The number of natural catastrophes has doubled since the 1960s, while at the same time, insured losses have increased nearly sevenfold--most of them weather related, he noted. The worst insurance year on record came in 2005, with total global insurance claims of $83 billion--with over 80 percent from U.S. hurricanes, he added.

"Over the coming years, with warmer sea surface temperatures making landfall more likely, particularly destructive storms are a likely scenario," said Lord Levene. "We can expect the storm season to lengthen, and we will be at risk over a wider geographical area than ever before."

There is a growing acknowledgement among insurers that global climate change is playing an adverse role, according to Lord Levene. "We need to take coordinated action on climate change," he urged.

However, he was critical of current U.S. policy, holding government, the business community and individual citizens responsible for not taking the prospects of global warming seriously.

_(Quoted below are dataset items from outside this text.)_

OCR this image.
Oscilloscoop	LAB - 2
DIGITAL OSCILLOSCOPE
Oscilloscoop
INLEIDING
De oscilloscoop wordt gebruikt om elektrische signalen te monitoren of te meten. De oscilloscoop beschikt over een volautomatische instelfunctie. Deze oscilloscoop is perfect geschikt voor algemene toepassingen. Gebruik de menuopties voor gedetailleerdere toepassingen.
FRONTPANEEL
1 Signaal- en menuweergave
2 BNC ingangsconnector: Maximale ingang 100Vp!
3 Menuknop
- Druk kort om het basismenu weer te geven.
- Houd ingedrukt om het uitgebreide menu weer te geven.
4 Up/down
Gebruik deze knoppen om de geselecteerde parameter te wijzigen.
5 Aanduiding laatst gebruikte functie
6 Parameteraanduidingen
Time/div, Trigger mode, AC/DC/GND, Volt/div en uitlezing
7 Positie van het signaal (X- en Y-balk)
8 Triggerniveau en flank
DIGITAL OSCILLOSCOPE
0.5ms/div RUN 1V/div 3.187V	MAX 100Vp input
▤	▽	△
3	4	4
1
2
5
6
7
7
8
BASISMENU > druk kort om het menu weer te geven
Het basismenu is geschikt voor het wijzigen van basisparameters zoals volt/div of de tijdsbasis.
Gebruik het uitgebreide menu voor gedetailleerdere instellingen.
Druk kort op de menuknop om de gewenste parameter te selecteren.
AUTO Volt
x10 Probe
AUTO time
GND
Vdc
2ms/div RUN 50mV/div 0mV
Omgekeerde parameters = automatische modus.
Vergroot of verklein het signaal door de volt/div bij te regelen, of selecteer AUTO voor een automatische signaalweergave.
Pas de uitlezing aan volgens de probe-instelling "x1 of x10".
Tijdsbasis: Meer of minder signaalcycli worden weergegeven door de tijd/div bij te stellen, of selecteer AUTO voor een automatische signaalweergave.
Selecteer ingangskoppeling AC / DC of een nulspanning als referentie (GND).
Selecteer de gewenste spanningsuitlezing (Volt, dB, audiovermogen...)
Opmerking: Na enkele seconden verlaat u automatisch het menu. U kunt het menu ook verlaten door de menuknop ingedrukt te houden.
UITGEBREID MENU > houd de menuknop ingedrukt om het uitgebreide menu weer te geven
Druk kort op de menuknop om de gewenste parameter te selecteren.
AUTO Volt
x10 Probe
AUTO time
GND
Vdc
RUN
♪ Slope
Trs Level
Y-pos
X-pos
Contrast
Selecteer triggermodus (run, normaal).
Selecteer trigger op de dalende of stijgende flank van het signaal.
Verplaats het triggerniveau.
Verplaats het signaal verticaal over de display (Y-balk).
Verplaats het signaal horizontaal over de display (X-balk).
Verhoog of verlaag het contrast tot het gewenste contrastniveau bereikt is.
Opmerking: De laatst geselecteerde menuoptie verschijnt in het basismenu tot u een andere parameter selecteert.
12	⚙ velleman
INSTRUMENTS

"Society must make some tough decisions and be prepared to change its behavior," he said. "Here in Washington, does the will and the commitment exist to encourage that process?"

Changing subjects, he was equally critical of talk that would punish the profitability of the insurance industry with a windfall tax, suppress rates, or "otherwise rein-in a so-called 'greedy' industry."

The insurance industry, by its cyclical nature, enjoys short periods of profitability between long periods of losses, which act as a restorative period to allow the industry to catch up with its claims, the Lloyd's chairman noted.

Such talk about containing industry profitability in the face of potentially prolonged and severe losses from future catastrophes could profoundly damage the industry's ability to provide capital for rebuilding after a major disaster, he warned.

"Ultimately," he said, "we cannot put the financial health of the insurance industry--and therefore the consumers they represent--at risk due to the demands of politicians whose views may be clouded by the need to attract votes."

Lord Levene said Lloyd's is taking steps to address climate change by investing in new scientific research in the United States and the United Kingdom. Lloyd's also insures new "green technology," including a third of insurance for waste-to-energy recycling plants and a quarter of the world's wind farms, he noted.

"There is an important role which business can play, and there is commercial benefit to be gained from doing so," said Lord Levene.

With the insured value of properties in U.S. coastal areas doubling over the last decade to more than $7 trillion, Lord Levene said insurers must push for action to limit the potential threat of climate change.

"Two years after [Hurricane] Katrina, and two years away from a national [U.S.] election, where's the public debate on catastrophe trends?" he challenged, noting that Lloyd's has recently developed a $100 billion loss scenario for a major windstorm hitting the U.S. Gulf or East Coast.